En 1885, paraît le premier Décret réglant l'immigration :

Un syndic et un commissaire spécial en assurent l'application sous l'autorité du gouverneur :

Les immigrants, des deux sexes, sont pendant toute la durée de leur séjour dans la colonie, soumis à l'obligation de l'engagement, dont la durée est réduite à cinq ans. En cas de mon réengagement, rapatriement ;

Les salaires mensuels sont fixés à 12 fr.  50 (hommes) à 7 fr. 50 (femmes), à 5 fr.  garçons de douze à seize ans, (filles de douze à quatorze ans).

Interdiction de travail pour les enfants  au dessous de douze ans .

La ration de 800 grammes de riz blanc  est augmentée de poisson sec, de viande  salée, légumes secs et de sel, deux vêtements par an , logement.

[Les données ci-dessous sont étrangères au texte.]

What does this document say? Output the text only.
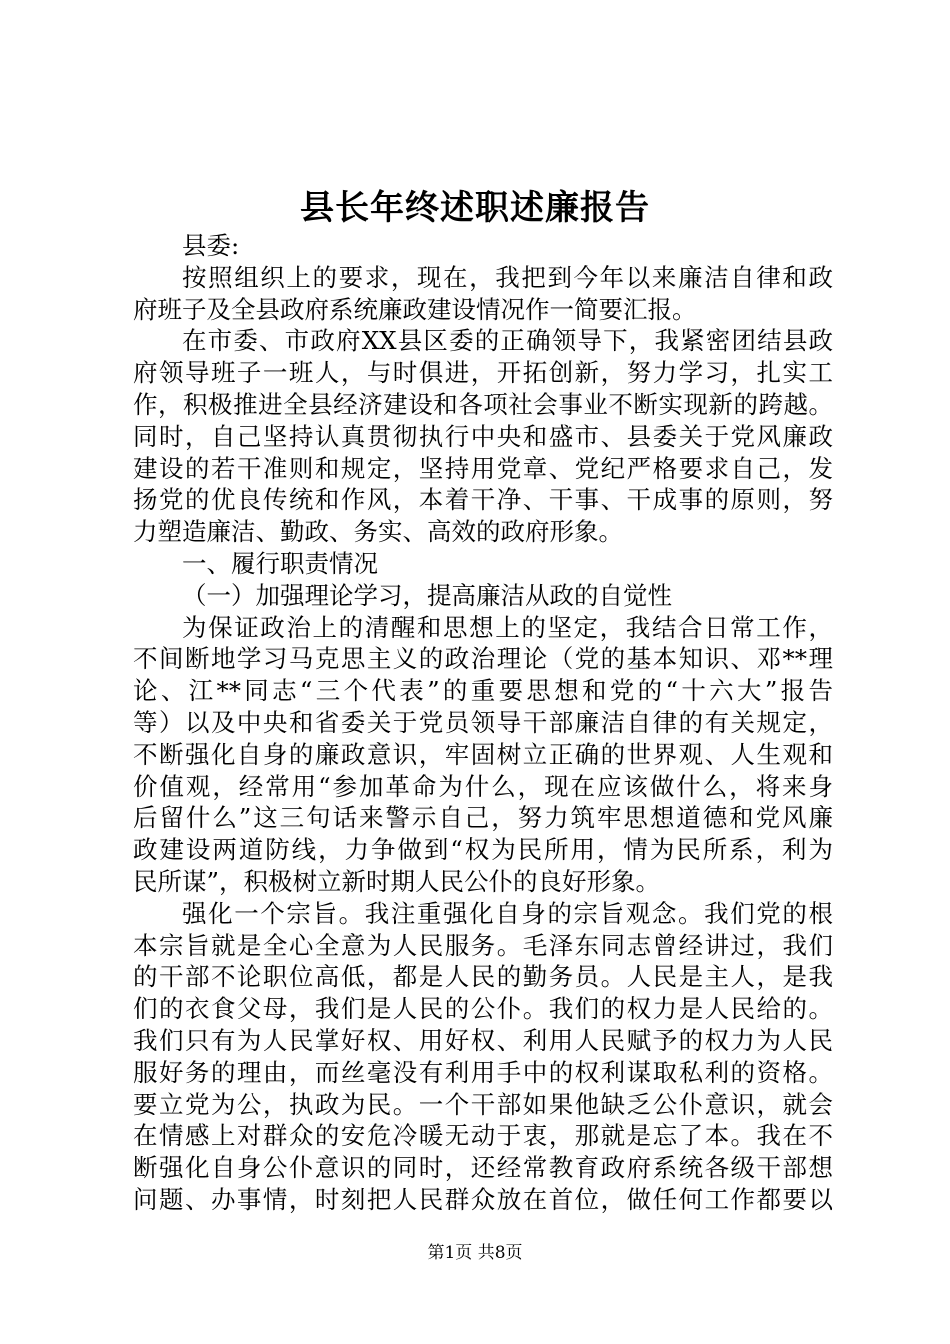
县长年终述职述廉报告
县委:
按照组织上的要求，现在，我把到今年以来廉洁自律和政
府班子及全县政府系统廉政建设情况作一简要汇报。
在市委、市政府XX县区委的正确领导下，我紧密团结县政
府领导班子一班人，与时俱进，开拓创新，努力学习，扎实工
作，积极推进全县经济建设和各项社会事业不断实现新的跨越。
同时，自己坚持认真贯彻执行中央和盛市、县委关于党风廉政
建设的若干准则和规定，坚持用党章、党纪严格要求自己，发
扬党的优良传统和作风，本着干净、干事、干成事的原则，努
力塑造廉洁、勤政、务实、高效的政府形象。
一、履行职责情况
（一）加强理论学习，提高廉洁从政的自觉性
为保证政治上的清醒和思想上的坚定，我结合日常工作，
不间断地学习马克思主义的政治理论（党的基本知识、邓**理
论、江**同志“三个代表”的重要思想和党的“十六大”报告
等）以及中央和省委关于党员领导干部廉洁自律的有关规定，
不断强化自身的廉政意识，牢固树立正确的世界观、人生观和
价值观，经常用“参加革命为什么，现在应该做什么，将来身
后留什么”这三句话来警示自己，努力筑牢思想道德和党风廉
政建设两道防线，力争做到“权为民所用，情为民所系，利为
民所谋”，积极树立新时期人民公仆的良好形象。
强化一个宗旨。我注重强化自身的宗旨观念。我们党的根
本宗旨就是全心全意为人民服务。毛泽东同志曾经讲过，我们
的干部不论职位高低，都是人民的勤务员。人民是主人，是我
们的衣食父母，我们是人民的公仆。我们的权力是人民给的。
我们只有为人民掌好权、用好权、利用人民赋予的权力为人民
服好务的理由，而丝毫没有利用手中的权利谋取私利的资格。
要立党为公，执政为民。一个干部如果他缺乏公仆意识，就会
在情感上对群众的安危冷暖无动于衷，那就是忘了本。我在不
断强化自身公仆意识的同时，还经常教育政府系统各级干部想
问题、办事情，时刻把人民群众放在首位，做任何工作都要以
第1页 共8页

Durée de la tâche réduite de treize à neuf heures et demie,

En cas de force majeure travail supplémentaire autorisé, mais avec salaire y afférent, minimum 0 fr. 05 par heure le jour, o fr. 10 la nuit. Repos les jours fériés et dimanches .Soins médicaux et hospitalisations sur le domaine du colon.

Les enfants d'immigrants fréquentent l'Ecole Française dispensés de l’engagement. (Malheureusement cette fréquentation de l'école reste facultative).

Un article du décret doit encore être signalé :

Tout immigrant qui, à l'expiration de son engagement, fournira de bons certificats pourra obtenir l'autorisation pour lui et sa famille de séjourner librement dans la colonie ou il jouira des droits civils édictés par l'article 13 du Code civil.

Le Makois devient ainsi l'égal de l'autochtone.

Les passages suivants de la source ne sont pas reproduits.